Trust NZ First – never ones to reach for a dog whistle when there’s a foghorn to hand – to make this explicit in one remit to introduce such a citizenship test last year with a “Respecting New Zealand Values Bill”. Roger Melville, from Wairarapa, said he was in favour of the idea because New Zealand had been filling with people “who aren’t really New Zealanders”, who did not display New Zealand values and who were often, in his experience – “and I’m not trying to be racist” – also from South Asia.

I suspect that Melville would have happily approved my family as aspiring New Zealanders, given that we were middle-class, English and – now I’m not trying to be racist – white. My parents, younger sister and I were granted citizenship in 2006, the week after my 13th birthday, at a ceremony in Whangarei.

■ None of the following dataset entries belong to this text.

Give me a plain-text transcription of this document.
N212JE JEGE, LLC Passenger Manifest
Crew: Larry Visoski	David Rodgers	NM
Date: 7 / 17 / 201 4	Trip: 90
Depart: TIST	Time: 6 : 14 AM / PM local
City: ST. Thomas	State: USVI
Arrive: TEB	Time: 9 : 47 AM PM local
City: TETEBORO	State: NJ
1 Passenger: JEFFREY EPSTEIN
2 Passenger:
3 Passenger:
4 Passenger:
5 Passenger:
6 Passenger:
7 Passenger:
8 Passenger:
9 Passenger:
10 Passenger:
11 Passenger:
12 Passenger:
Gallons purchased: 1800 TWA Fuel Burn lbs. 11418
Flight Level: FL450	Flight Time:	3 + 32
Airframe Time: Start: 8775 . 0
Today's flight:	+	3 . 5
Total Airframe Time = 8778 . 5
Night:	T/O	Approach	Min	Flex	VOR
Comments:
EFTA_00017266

We sang the national anthem, one verse audibly less confidently than the rest, and were given kauri trees to take home and plant – a symbol of the roots we would soon put down in our new home.

Ten years later, that kauri tree was reaching deep into the dirt outside the house I grew up in, which my parents had sold – and I had moved to Sydney.

Come January, I will have been out of New Zealand five years. My accent, whatever semblance of it I had, is fading. Even my passport has expired. The longer I stay away, the smaller a share of my life my years there become. So when I failed in my attempt at Britishness, I wondered – do I still count as a New Zealander, if I ever did? And if not, who does?

It is not as simple as a question of place of birth or citizenship when belonging, mediated externally, is a construct; we choose who we embrace as much as we choose who to reject. Pakeha’s claim to the country is secondary to that of Māori. Population growth is being driven by migration. An estimated 1.5m citizens live outside New Zealand. Many of our highest-profile citizens, considered archetypal New Zealanders, in fact moved there from overseas as children, or left as young adults to never return.

Russell Crowe has lived most of his life in Australia and gives the strong impression that if it would get him citizenship there, he’d hand in his Kiwi passport immediately. Anna Paquin moved to New Zealand from Canada when she was four, and left for the US when she was 13. Sam Neill was born in Northern Ireland; Eleanor Catton, in Canada. Katherine Mansfield – for years hailed as New Zealand’s only noteworthy literary figure – left New Zealand for Europe at age 19.

Mansfield’s “somewhat problematical” standing as a New Zealand writer “in view of her long years of absence” was elegantly addressed by Gillian Boddy in the Dictionary of New Zealand Biography in 1996. “Mansfield herself was emphatic about her debut to the country of her birth: ‘New Zealand is in my very bones’. … She could not have written as she did without an understanding of both those worlds.”

My own connection to New Zealand may be waning at an immediate, quotidien level (and for that reason, this is my last regular column for The Spinoff), but it is also fundamental to who I am, the way I view the world, and how I approach my life in a country that often feels entirely foreign, despite my lifelong claim to it.

Citizenship tests may be an especially crude measure of what makes a New Zealander, or a Briton, or an Australian; but so, arguably, is citizenship when it may mean less to someone who was born with it than someone who fought for it. Britain might think the test of life in the UK lies in questions about pumpkins and cathedrals, but as Mansfield modelled, the best answer to “who is embraced as a New Zealander?” may be those who embrace New Zealand.